Restaurateur Marty Grims (known around these parts for the consistently tasty White Dog) sees his new Pan-Asian venture, Chew Man Chu, as an attraction. He has a lot to compete with, though, for Chew Man Chu shares its Broad Street locale with prominent sites such as the Kimmel Center, Wilma Theatre and UArts among others. In transforming a former branch of his DuJour restaurant into Chew Man Chu, Grims has brought innovation back to an ever-busy area surrounded by behemoth chain restaurants. Grims's new dig shouldn’t go unnoticed, as it mixes savory, fairly affordable Asian-fusion fare with a vibrant atmosphere.
The restaurant itself is certainly eye-catching.
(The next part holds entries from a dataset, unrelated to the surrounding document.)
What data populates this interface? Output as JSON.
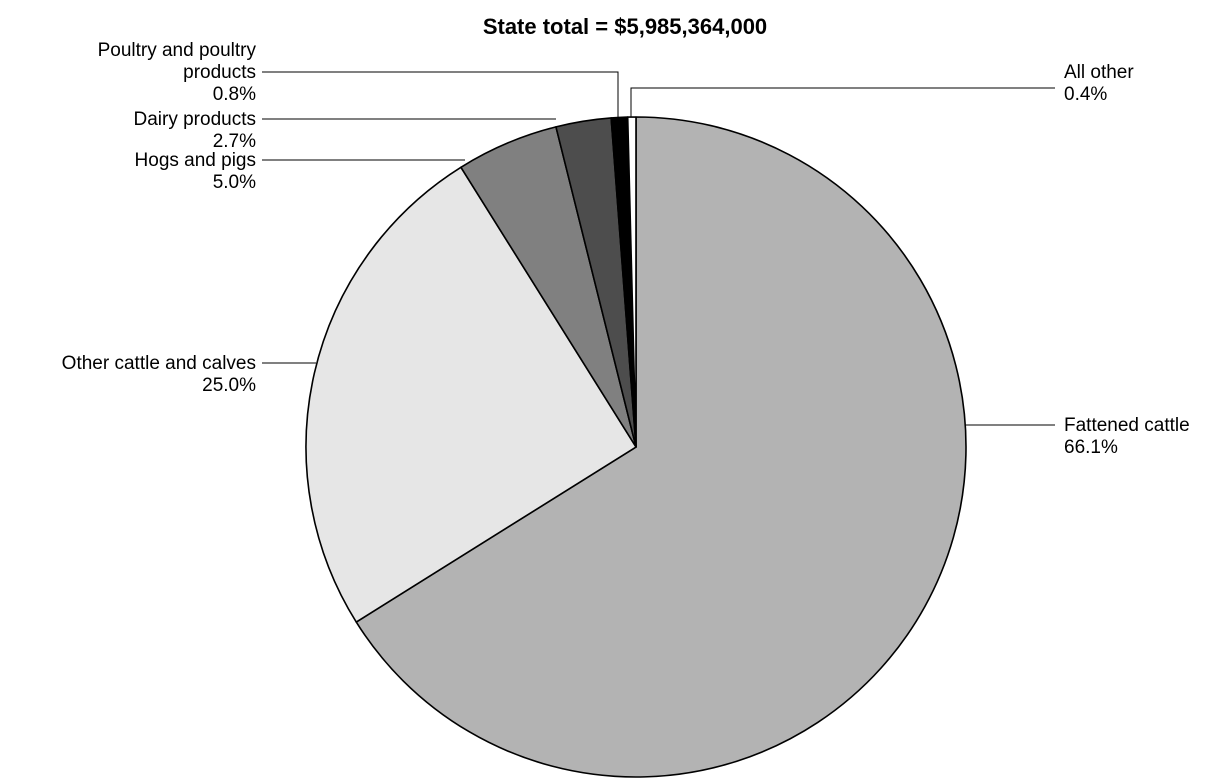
{
  "chart_data": {
    "type": "pie",
    "title": "State total = $5,985,364,000",
    "slices": [
      {
        "label_lines": [
          "Fattened cattle"
        ],
        "value": 66.1,
        "value_label": "66.1%",
        "color": "#b3b3b3"
      },
      {
        "label_lines": [
          "Other cattle and calves"
        ],
        "value": 25.0,
        "value_label": "25.0%",
        "color": "#e6e6e6"
      },
      {
        "label_lines": [
          "Hogs and pigs"
        ],
        "value": 5.0,
        "value_label": "5.0%",
        "color": "#808080"
      },
      {
        "label_lines": [
          "Dairy products"
        ],
        "value": 2.7,
        "value_label": "2.7%",
        "color": "#4d4d4d"
      },
      {
        "label_lines": [
          "Poultry and poultry",
          "products"
        ],
        "value": 0.8,
        "value_label": "0.8%",
        "color": "#000000"
      },
      {
        "label_lines": [
          "All other"
        ],
        "value": 0.4,
        "value_label": "0.4%",
        "color": "#ffffff"
      }
    ]
  }
}
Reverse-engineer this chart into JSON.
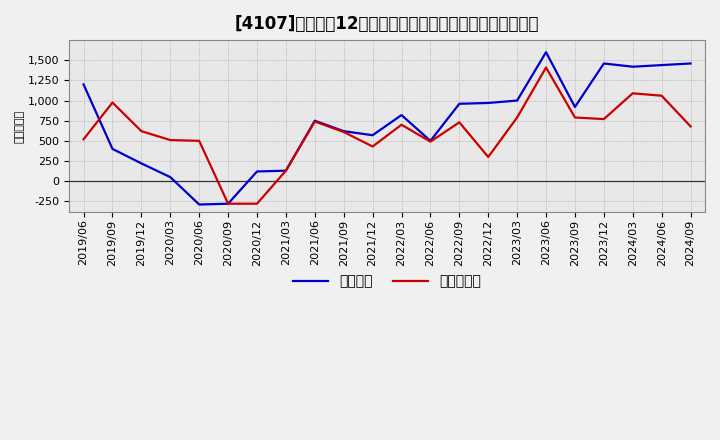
{
  "title": "[4107]　利益の12か月移動合計の対前年同期増減額の推移",
  "ylabel": "（百万円）",
  "x_labels": [
    "2019/06",
    "2019/09",
    "2019/12",
    "2020/03",
    "2020/06",
    "2020/09",
    "2020/12",
    "2021/03",
    "2021/06",
    "2021/09",
    "2021/12",
    "2022/03",
    "2022/06",
    "2022/09",
    "2022/12",
    "2023/03",
    "2023/06",
    "2023/09",
    "2023/12",
    "2024/03",
    "2024/06",
    "2024/09"
  ],
  "keijo_rieki": [
    1200,
    400,
    220,
    50,
    -290,
    -280,
    120,
    130,
    750,
    620,
    570,
    820,
    500,
    960,
    970,
    1000,
    1600,
    920,
    1460,
    1420,
    1440,
    1460
  ],
  "touki_junrieki": [
    520,
    975,
    620,
    510,
    500,
    -280,
    -280,
    130,
    740,
    610,
    430,
    700,
    490,
    730,
    300,
    790,
    1410,
    790,
    770,
    1090,
    1060,
    680
  ],
  "line_color_keijo": "#0000cc",
  "line_color_touki": "#cc0000",
  "legend_keijo": "経常利益",
  "legend_touki": "当期純利益",
  "ylim": [
    -380,
    1750
  ],
  "yticks": [
    -250,
    0,
    250,
    500,
    750,
    1000,
    1250,
    1500
  ],
  "bg_color": "#f0f0f0",
  "plot_bg_color": "#e8e8e8",
  "grid_color": "#999999",
  "zero_line_color": "#333333",
  "title_fontsize": 12,
  "axis_fontsize": 8,
  "legend_fontsize": 10
}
Painted rice bowls adorn the walls in conjunction with bright patterned decals and deep, complimentary colors. Huge light fixtures, reminiscent of paper lanterns, are quite beautiful, yet may be overlooked. We weren’t sure whether the focal point was the large white-lit circular bar in the center of the place or the bustling open wok station on the opposite wall. While the décor is capable of stealing the show, the food speaks for itself.
Grims recruited classically trained chef Tyson Wong to pioneer the menu, and Wong’s ethnic background is clearly reflected in what the restaurant has to offer. At this self-proclaimed “noodles-dumplings-wok” restaurant, diners choose from a navigable page of traditional Asian dishes alongside reinvented classics. Take for example the steamed pork buns ($8.25): Wong deconstructs the dim-sum staple and serves a generous slice of pork belly with a sweet hoisin sauce, fresh scallions and sliced cucumbers on an open-faced bun. These buns were the definitive highlight of the night.
Also impressive was the Pad See Ew ($14), a slightly spicier pad-thai with tender beef pieces and fat rice noodles that came fresh off the wok. The oxtail soup dumplings ($8.75) have the perfect ratio of flavorful filling to tender wrapper and are served in a delicious sweet tarragon jus and ginger broth.
The best way to take on the menu is to be adventurous; the standard classics aren’t problematic, they just don’t shine. A generous bowl of wonton soup ($5.75) gets everything right, but isn’t as exciting as many of the other offerings. With the crispy honey chicken ($17), the issues are the same. While the crisp is perfect, one could get an order of sesame chicken anywhere else and feel similarly underwhelmed. Where Chew Man Chu excels is in its creative interpretations of many traditional favorites that are completely worth the trip and the cost.
The restaurant opened only three weeks ago, and the standard missteps of new eateries have largely been accounted for. The service was incredible; our waiter had solid recommendations and knew how to be attentive without encroaching. However, Chew Man Chu might reconsider the tiny plates that beg to be piled high with family-style food. Some people just don’t like their sauces to mix that closely. While the wait time was minimal, dishes came out intermittently, so lose any standard-course expectations. Also, be sure to save room for Chef Tyson’s addictingly tasty chocolate-filled donuts laced with powdered sugar — a sweet way to end a scrumptious meal.
Chew Man Chu
440 S. Broad St.
(215) 735-8107
Don’t Miss: The pork buns. And a second order of the pork buns.
Skip: Anything you could find on the menu at Le Anh’s.